L’indiscipline des Bleus
Treize pénalités concédées (près du double des Springboks, 7), dont cinq alors qu’ils étaient en possession de la balle. Les Bleus ont franchement failli dans le domaine de la discipline, sanctionnés en mêlée fermée (cinq fois), hors-jeu en défense, et parfois pris dans la bataille des rucks. Lors des vingt dernières minutes, ils ont ainsi multiplié les fautes, dans leurs 22 mètres (3) et en milieu de terrain (six pénalités concédées entre la 60e et la 71e minute…), ne parvenant pas à inverser la pression pour une domination implacable des doubles champions du monde. Ceux-ci, sûr de leurs forces, ont fini par préférer les pénaltouches aux trois points pour deux essais inscrits par ce biais. Sans oublier le carton jaune récolté, légitimement, par Louis Bielle-Biarrey pour un en-avant volontaire à la 63e minute. Le score était alors de 17-13 en faveur des Bleus. Quand l’ailier de l’UBB est revenu sur le terrain, il était passé à 17-25. Rédhibitoire. Le tournant du match.
Le banc fait flop
Souvent, avec Fabien Galthié, les remplaçants tricolores ont sauvé la patrie, apporté un nouvel élan décisif. Pas ce samedi soir. Les piliers, en souffrance, remplacés dès la 48e minute ? Le Toulousain Aldegheri sera à son tour sanctionné deux fois en mêlée. Romain Taofifenua censé apporter sa puissance ? Il n’a jamais pesé lors des 32 minutes passées sur le terrain.
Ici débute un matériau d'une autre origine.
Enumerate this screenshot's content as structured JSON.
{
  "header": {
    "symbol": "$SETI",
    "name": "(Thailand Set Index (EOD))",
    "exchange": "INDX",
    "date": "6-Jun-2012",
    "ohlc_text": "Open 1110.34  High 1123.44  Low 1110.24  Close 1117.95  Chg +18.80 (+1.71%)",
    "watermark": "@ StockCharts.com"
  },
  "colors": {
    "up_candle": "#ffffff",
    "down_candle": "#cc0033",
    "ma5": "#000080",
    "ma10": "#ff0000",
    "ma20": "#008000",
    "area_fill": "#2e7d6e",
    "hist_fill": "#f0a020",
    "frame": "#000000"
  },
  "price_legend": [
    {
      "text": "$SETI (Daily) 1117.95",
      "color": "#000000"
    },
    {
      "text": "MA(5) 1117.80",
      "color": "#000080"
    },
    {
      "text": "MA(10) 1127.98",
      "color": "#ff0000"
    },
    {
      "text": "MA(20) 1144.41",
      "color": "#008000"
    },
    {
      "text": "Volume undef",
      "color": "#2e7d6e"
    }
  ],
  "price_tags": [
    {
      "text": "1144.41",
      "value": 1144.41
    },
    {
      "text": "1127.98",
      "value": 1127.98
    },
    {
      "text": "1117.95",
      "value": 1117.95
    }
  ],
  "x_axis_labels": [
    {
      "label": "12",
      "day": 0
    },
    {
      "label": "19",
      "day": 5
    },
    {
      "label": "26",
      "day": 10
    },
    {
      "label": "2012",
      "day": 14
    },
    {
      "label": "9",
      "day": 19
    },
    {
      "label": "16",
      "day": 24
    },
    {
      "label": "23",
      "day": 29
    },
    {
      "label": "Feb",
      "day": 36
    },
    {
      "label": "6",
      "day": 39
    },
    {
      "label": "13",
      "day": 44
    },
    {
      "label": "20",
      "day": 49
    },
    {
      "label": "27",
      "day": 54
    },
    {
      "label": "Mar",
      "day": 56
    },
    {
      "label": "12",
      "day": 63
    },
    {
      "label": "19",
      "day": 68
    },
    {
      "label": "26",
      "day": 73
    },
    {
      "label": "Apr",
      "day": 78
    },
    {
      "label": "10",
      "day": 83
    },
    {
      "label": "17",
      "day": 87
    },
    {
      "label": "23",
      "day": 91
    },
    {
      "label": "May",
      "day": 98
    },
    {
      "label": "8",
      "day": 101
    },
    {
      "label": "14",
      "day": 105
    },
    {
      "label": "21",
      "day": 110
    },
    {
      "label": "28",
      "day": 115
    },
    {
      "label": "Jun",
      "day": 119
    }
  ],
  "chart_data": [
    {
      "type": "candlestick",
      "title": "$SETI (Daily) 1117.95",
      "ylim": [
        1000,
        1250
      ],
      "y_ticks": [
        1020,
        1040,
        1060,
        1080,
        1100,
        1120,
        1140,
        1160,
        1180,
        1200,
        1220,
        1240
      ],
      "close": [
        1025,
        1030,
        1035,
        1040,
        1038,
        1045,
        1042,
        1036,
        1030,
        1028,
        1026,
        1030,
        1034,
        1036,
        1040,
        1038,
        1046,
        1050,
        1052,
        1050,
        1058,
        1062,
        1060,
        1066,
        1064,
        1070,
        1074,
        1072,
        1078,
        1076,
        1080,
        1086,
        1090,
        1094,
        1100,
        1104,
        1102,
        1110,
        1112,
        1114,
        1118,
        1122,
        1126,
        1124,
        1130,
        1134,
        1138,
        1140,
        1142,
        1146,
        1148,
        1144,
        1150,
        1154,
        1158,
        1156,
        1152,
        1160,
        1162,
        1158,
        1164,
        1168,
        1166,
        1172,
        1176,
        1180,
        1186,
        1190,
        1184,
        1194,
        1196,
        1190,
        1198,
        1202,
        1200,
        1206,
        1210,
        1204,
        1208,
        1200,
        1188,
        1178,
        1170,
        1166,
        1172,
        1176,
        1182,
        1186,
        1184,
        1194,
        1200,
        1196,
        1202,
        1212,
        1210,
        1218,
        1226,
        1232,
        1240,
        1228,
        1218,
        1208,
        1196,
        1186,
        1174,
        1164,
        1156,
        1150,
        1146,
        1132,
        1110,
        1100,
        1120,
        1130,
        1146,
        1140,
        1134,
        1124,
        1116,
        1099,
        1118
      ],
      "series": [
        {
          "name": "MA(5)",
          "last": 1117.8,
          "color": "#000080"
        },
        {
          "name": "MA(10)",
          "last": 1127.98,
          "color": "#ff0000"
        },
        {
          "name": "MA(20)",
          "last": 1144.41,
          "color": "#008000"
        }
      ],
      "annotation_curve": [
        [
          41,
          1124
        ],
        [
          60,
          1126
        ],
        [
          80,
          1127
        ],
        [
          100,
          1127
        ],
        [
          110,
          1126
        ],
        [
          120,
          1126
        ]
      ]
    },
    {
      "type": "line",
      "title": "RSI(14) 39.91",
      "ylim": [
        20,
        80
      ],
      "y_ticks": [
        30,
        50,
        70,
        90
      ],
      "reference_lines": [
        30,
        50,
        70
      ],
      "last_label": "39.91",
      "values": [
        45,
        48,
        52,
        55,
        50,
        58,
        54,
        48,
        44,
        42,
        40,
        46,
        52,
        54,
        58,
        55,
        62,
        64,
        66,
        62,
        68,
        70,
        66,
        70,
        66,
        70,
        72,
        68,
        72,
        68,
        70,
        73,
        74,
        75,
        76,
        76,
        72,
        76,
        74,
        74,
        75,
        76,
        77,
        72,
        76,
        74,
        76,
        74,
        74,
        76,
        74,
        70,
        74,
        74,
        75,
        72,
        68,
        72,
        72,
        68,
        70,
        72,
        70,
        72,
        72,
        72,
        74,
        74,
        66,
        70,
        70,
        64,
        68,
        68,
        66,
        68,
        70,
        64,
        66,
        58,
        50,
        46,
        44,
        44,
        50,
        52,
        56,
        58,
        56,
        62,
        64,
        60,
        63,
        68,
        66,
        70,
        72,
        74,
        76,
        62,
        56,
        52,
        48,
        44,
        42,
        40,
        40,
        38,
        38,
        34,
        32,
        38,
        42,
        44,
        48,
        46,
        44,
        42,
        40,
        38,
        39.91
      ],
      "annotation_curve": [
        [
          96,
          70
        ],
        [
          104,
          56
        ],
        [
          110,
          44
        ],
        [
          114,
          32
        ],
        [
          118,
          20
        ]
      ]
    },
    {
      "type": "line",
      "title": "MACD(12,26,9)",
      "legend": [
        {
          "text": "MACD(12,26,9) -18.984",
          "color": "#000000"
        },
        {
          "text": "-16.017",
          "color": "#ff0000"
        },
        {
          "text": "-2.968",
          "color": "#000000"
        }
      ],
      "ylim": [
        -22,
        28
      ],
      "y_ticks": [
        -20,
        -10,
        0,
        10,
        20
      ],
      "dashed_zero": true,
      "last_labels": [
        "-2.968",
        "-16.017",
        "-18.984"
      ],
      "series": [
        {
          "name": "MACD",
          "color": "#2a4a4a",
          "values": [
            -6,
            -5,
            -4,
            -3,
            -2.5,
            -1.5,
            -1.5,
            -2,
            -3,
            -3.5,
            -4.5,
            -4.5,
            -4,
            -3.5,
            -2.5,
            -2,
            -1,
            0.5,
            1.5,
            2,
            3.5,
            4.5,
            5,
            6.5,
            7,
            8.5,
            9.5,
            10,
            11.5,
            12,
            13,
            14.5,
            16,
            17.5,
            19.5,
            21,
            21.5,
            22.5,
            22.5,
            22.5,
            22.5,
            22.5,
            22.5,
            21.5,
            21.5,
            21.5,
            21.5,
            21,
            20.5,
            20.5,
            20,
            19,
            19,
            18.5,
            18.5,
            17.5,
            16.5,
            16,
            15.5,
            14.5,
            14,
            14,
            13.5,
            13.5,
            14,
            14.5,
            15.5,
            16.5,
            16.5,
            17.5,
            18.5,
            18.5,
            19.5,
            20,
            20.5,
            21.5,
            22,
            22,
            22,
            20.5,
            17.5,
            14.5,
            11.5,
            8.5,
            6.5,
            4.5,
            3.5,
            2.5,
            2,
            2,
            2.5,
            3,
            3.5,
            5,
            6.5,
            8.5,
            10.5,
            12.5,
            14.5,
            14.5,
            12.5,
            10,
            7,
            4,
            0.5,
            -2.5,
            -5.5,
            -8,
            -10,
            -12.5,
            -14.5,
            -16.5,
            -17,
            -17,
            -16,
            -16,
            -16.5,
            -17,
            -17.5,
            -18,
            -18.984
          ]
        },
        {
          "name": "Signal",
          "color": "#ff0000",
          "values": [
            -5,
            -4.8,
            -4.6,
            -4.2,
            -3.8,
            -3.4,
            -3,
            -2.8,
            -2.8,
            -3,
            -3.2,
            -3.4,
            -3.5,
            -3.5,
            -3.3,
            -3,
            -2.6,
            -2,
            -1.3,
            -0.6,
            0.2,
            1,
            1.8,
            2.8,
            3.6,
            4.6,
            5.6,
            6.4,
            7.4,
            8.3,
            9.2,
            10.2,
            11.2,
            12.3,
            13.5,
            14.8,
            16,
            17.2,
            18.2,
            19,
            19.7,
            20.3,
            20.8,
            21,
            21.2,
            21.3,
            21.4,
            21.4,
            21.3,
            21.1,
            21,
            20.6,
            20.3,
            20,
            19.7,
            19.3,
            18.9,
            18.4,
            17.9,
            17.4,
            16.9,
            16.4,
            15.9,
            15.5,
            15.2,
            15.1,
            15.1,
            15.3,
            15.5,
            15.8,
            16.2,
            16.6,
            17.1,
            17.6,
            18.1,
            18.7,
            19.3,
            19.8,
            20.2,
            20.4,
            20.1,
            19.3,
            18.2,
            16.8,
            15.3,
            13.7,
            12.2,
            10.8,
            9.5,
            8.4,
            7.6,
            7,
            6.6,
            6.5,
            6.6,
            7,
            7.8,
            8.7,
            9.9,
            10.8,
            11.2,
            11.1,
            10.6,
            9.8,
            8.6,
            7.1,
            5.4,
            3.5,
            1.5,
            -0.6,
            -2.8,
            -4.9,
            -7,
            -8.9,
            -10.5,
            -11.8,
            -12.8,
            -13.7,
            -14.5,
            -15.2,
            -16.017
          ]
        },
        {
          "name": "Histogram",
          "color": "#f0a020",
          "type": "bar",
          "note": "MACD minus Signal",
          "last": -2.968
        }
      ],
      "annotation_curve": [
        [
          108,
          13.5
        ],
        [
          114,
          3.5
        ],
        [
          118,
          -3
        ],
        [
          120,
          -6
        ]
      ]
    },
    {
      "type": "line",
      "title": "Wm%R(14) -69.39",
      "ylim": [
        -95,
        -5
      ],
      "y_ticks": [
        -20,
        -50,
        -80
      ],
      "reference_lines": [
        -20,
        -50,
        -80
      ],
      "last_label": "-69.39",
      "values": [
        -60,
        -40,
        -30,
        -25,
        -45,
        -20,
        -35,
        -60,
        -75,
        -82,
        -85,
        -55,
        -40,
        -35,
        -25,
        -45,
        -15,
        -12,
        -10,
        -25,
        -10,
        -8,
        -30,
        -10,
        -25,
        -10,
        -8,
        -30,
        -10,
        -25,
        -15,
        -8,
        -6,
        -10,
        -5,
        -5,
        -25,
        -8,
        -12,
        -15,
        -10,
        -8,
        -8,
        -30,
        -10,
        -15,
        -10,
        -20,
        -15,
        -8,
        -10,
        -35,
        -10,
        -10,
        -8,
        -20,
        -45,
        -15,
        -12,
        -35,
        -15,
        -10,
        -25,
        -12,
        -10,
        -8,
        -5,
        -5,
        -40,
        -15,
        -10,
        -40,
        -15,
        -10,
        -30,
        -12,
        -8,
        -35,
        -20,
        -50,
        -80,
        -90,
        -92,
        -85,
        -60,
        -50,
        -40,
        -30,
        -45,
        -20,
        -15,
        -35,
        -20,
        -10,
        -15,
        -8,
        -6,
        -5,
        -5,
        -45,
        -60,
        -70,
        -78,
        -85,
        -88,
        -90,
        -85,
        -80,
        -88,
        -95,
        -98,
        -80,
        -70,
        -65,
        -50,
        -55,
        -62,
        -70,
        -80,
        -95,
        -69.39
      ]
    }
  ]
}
Sans parler de Hugo Auradou, rentré à la 71e minute en pleine tempête australe… Au relais de Nolann Le Garrec, à l’heure de jeu, Maxime Lucu a été invisible en attaque. Le seul qui a quelque peu tiré son épingle du jeu est le troisième-ligne Oscar Jegou. Il a offert à Thomas Ramos les derniers points tricolores, à la 59e minute, sur un grattage. Le Rochelais a assené six plaquages (un seul raté), mais son seul apport s’avère, évidemment insuffisant. Le sélectionneur avait fait le pari d’une rotation massive et précoce (cinq avants changés à la 48e minute). «On voulait mettre en place une équipe avant eux, pour ne pas lâcher du terrain.» Pari perdu. Mais il refuse d’incriminer ses remplaçants. «C’est une déception collective. Qu’il ne faut pas imputer aux entrants car ils ont donné tout ce qu’ils pouvaient.»